The reference brought back all they had failed to discuss, the absoluteness of their little escape. “This business about him handling things . . .”
“I think,” she said, and she took a long time doing it, “it would probably be good for us not to see each other for a while.”
He just looked at her.
“I don’t know what happened or what this will do to him. All I can say is, I know him well enough to know that he will be out for blood. You don’t want to be in his way.”
He’d come to one elbow and lay there watching her dress. She did so without recourse to underwear, bra and panties being stuffed in her purse. Watching the jeans go up over her bare ass filled him with
longing. He saw her glance in the direction of the cabinet that held his perfumes then look away, her eyes down. “You know,” he said. “We could try that again . . .”
She lifted her face. Her smile was from the bookstore in Berkeley, sweet and smart, a little wicked. “Try what?” she asked. “Everything?”
“Yes. But what I meant was . . . we could try it again with the perfumes.”
She nodded.
“Would that be a yes or a no?”
“I don’t know.”
“I didn’t mean now, of course.”
“I didn’t think I could be your patient.”
“You can’t. But we can find someone else. We’ll find the best there is.”
“He
is
getting out.”
What sounded like the music from a passing car found its way from the street, a shrill voice in Spanish backed by accordions.
“I don’t know what he’s going to do. I may never see you again.”
“Is that why you came?”
A moment passed. “I wanted to,” she said. “I’ve wanted to ever since that day we met in the café below your office.”
“I’ve wanted to ever since that day in Berkeley,” he told her. “The day we met at the bookstore.”
She gave him a look. “
That
would have been forward.”
“I almost asked you out, to coffee or something.”
“What stopped you? Me being crazy?”
“My experience . . . the really crazy are rarely the ones who think of themselves as crazy, but in answer to your question, yes, that and the constraints of my profession.”
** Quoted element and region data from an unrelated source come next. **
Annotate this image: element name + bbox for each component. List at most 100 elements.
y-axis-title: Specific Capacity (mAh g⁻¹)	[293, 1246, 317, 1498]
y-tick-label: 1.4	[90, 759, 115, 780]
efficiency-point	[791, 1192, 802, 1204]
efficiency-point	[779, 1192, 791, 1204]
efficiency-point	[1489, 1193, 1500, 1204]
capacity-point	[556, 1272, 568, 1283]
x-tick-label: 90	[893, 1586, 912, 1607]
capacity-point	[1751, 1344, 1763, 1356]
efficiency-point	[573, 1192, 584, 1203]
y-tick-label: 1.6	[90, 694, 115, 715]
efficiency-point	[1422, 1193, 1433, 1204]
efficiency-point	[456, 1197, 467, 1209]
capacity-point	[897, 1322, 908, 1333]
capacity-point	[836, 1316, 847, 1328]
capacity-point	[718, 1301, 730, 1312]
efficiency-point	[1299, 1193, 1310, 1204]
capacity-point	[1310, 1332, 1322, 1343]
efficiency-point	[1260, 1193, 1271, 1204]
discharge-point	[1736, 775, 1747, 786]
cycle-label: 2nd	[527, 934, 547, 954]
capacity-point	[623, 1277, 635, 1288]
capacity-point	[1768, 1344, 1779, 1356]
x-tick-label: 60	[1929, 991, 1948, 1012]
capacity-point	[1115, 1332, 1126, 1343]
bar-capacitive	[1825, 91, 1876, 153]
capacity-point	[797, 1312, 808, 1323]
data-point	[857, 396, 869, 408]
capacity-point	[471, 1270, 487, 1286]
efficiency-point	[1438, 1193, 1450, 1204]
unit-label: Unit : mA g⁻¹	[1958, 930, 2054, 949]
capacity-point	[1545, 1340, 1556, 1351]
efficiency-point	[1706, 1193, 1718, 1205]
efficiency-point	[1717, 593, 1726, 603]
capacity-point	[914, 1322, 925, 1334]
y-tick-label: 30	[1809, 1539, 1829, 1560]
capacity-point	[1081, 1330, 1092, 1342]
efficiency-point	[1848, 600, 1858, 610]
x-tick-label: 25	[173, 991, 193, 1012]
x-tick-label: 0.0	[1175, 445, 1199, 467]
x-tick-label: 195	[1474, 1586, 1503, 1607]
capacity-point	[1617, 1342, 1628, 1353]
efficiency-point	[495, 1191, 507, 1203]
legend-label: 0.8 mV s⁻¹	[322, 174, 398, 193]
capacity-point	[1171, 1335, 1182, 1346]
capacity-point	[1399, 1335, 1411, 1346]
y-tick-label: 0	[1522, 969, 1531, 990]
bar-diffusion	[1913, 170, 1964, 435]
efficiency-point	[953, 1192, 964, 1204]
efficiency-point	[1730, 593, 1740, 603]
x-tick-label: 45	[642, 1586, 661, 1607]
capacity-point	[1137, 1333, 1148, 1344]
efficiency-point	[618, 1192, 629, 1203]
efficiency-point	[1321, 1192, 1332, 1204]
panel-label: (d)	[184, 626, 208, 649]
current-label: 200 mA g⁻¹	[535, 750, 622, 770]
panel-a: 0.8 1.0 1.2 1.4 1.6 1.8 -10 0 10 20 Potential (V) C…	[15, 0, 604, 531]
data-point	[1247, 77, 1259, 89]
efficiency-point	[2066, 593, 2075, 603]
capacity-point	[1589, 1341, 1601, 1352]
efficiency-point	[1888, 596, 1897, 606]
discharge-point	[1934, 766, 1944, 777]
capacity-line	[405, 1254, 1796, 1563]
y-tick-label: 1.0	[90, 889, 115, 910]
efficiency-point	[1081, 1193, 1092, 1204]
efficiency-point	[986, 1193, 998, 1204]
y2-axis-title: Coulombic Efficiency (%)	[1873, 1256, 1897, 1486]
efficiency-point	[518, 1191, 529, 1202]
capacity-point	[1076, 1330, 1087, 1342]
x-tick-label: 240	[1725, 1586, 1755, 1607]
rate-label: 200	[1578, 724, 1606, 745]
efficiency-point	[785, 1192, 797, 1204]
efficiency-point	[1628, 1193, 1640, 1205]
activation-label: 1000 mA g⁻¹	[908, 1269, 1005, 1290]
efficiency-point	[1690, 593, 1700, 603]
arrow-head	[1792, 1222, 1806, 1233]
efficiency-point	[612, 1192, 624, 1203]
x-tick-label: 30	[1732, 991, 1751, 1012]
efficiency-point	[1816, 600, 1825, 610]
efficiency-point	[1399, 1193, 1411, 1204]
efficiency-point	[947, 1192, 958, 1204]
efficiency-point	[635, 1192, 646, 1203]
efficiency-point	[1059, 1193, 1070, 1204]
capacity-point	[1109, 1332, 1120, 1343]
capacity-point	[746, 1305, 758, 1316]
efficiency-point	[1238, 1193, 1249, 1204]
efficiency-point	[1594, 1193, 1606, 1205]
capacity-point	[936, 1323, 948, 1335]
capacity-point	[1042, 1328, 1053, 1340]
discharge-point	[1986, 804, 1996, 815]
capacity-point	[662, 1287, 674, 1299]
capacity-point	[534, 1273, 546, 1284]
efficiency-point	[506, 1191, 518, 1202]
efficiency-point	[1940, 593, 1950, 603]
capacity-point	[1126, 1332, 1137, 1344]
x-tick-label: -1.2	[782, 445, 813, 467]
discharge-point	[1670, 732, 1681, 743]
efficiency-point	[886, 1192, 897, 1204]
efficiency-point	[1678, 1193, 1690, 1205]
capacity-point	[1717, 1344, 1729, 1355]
She smiled. “Well . . . neither seemed to have stopped you tonight.”
“Placing me at your mercy.”
She continued with her dressing. “I’m not sure we can stop,” she said.
“I’m not either but you’re right . . . it
would
be best if we did, but only for a while, and it’s not about him . . .”
“Who then?”
“You’ve been through an extended period of trauma. There may have been other traumas before, things still hidden. There’s lots of work to do. You have to be free to do it.”
She seemed about to respond then stopped, dropping to sit beside him, leaning forward, her fingers on his wrist and he saw that she had found him out because he had cut himself there once a long time ago and the scars were yet visible, old and faint but it must have been that the light was hitting them just so and suddenly she was tracing them with the tips of her fingers and when she had done that she turned her arm so that he might see other scars a good deal fresher than his own but he’d noticed those already, when she was beneath him, reaching out above her head, hands pressing into the wall, arms flexed and outstretched.